Correct Answer: Pressure of the system

Explanation:


Introduction / Context:
For liquid solutions (and most solid–liquid systems), solubility trends are governed primarily by molecular interactions and temperature. Pressure has only a minor influence at ordinary conditions, unlike in gas–liquid systems where Henry’s law leads to strong pressure dependence.


Given Data / Assumptions:

  • We exclude gas solubility, which is highly pressure dependent.
  • Ambient to moderate pressures typical of laboratory and industrial operations.
  • No chemical reaction between solute and solvent.


Concept / Approach:
“Like dissolves like” captures the dominant role of solute–solvent interactions. Temperature affects solubility via enthalpy/entropy of dissolution. Pressure changes liquid molar volumes only slightly, so the effect on chemical potentials and hence solubility is minimal for condensed phases.


Step-by-Step Solution:
Rank influences qualitatively: identity of solute/solvent > temperature ≫ pressure.Recognize liquids and solids are nearly incompressible: small dμ/dP.Therefore, pressure usually has the least impact on solubility (non-gaseous systems).
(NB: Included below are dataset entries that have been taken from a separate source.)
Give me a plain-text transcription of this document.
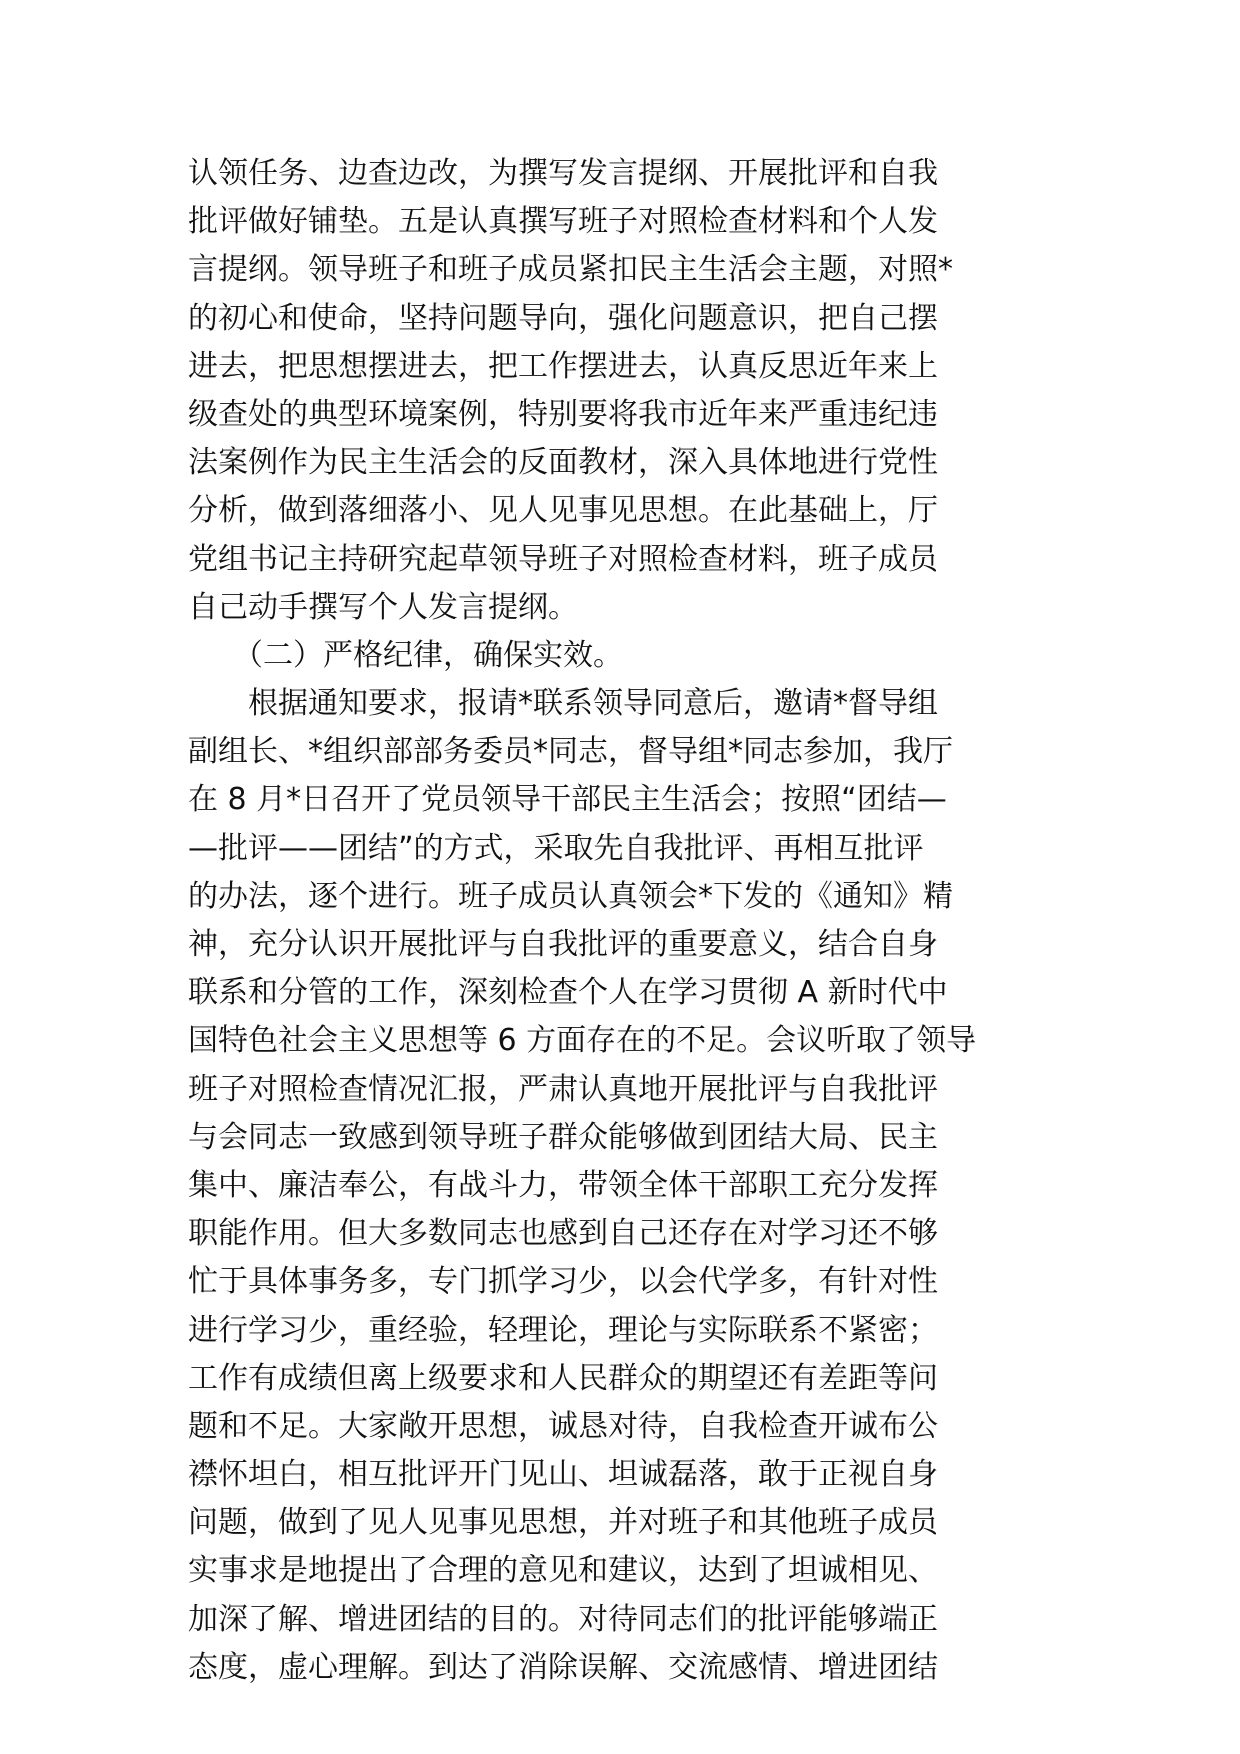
认领任务、边查边改，为撰写发言提纲、开展批评和自我
批评做好铺垫。五是认真撰写班子对照检查材料和个人发
言提纲。领导班子和班子成员紧扣民主生活会主题，对照*
的初心和使命，坚持问题导向，强化问题意识，把自己摆
进去，把思想摆进去，把工作摆进去，认真反思近年来上
级查处的典型环境案例，特别要将我市近年来严重违纪违
法案例作为民主生活会的反面教材，深入具体地进行党性
分析，做到落细落小、见人见事见思想。在此基础上，厅
党组书记主持研究起草领导班子对照检查材料，班子成员
自己动手撰写个人发言提纲。
　　（二）严格纪律，确保实效。
　　根据通知要求，报请*联系领导同意后，邀请*督导组
副组长、*组织部部务委员*同志，督导组*同志参加，我厅
在 8 月*日召开了党员领导干部民主生活会；按照“团结—
—批评——团结”的方式，采取先自我批评、再相互批评
的办法，逐个进行。班子成员认真领会*下发的《通知》精
神，充分认识开展批评与自我批评的重要意义，结合自身
联系和分管的工作，深刻检查个人在学习贯彻 A 新时代中
国特色社会主义思想等 6 方面存在的不足。会议听取了领导
班子对照检查情况汇报，严肃认真地开展批评与自我批评
与会同志一致感到领导班子群众能够做到团结大局、民主
集中、廉洁奉公，有战斗力，带领全体干部职工充分发挥
职能作用。但大多数同志也感到自己还存在对学习还不够
忙于具体事务多，专门抓学习少，以会代学多，有针对性
进行学习少，重经验，轻理论，理论与实际联系不紧密；
工作有成绩但离上级要求和人民群众的期望还有差距等问
题和不足。大家敞开思想，诚恳对待，自我检查开诚布公
襟怀坦白，相互批评开门见山、坦诚磊落，敢于正视自身
问题，做到了见人见事见思想，并对班子和其他班子成员
实事求是地提出了合理的意见和建议，达到了坦诚相见、
加深了解、增进团结的目的。对待同志们的批评能够端正
态度，虚心理解。到达了消除误解、交流感情、增进团结
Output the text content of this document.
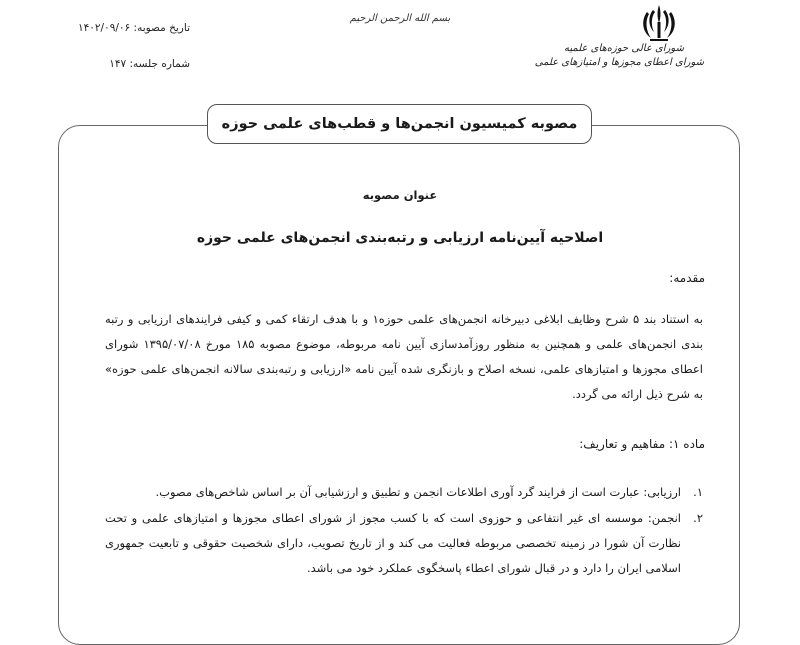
شورای عالی حوزه‌های علمیه
شورای اعطای مجوزها و امتیازهای علمی
بسم الله الرحمن الرحیم
تاریخ مصوبه: ۱۴۰۲/۰۹/۰۶
شماره جلسه: ۱۴۷
مصوبه کمیسیون انجمن‌ها و قطب‌های علمی حوزه
عنوان مصوبه
اصلاحیه آیین‌نامه ارزیابی و رتبه‌بندی انجمن‌های علمی حوزه
مقدمه:
به استناد بند ۵ شرح وظایف ابلاغی دبیرخانه انجمن‌های علمی حوزه۱ و با هدف ارتقاء کمی و کیفی فرایندهای ارزیابی و رتبه بندی انجمن‌های علمی و همچنین به منظور روزآمدسازی آیین نامه مربوطه، موضوع مصوبه ۱۸۵ مورخ ۱۳۹۵/۰۷/۰۸ شورای اعطای مجوزها و امتیازهای علمی، نسخه اصلاح و بازنگری شده آیین نامه «ارزیابی و رتبه‌بندی سالانه انجمن‌های علمی حوزه» به شرح ذیل ارائه می گردد.
ماده ۱: مفاهیم و تعاریف:
۱.
ارزیابی: عبارت است از فرایند گرد آوری اطلاعات انجمن و تطبیق و ارزشیابی آن بر اساس شاخص‌های مصوب.
۲.
انجمن: موسسه ای غیر انتفاعی و حوزوی است که با کسب مجوز از شورای اعطای مجوزها و امتیازهای علمی و تحت نظارت آن شورا در زمینه تخصصی مربوطه فعالیت می کند و از تاریخ تصویب، دارای شخصیت حقوقی و تابعیت جمهوری اسلامی ایران را دارد و در قبال شورای اعطاء پاسخگوی عملکرد خود می باشد.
Verification / Alternative check:
Data compilations show modest solubility shifts with large pressure changes for liquids/solids, in contrast to the near-linear pressure effect for gases.


Why Other Options Are Wrong:
Nature of solute/solvent strongly determines compatibility. Temperature frequently changes solubility by large factors. Trace salts can “salt in” or “salt out,” sometimes noticeably; still generally larger than pressure effects.


Common Pitfalls:
Overgeneralizing Henry’s law (gases) to liquid/solid solubility problems.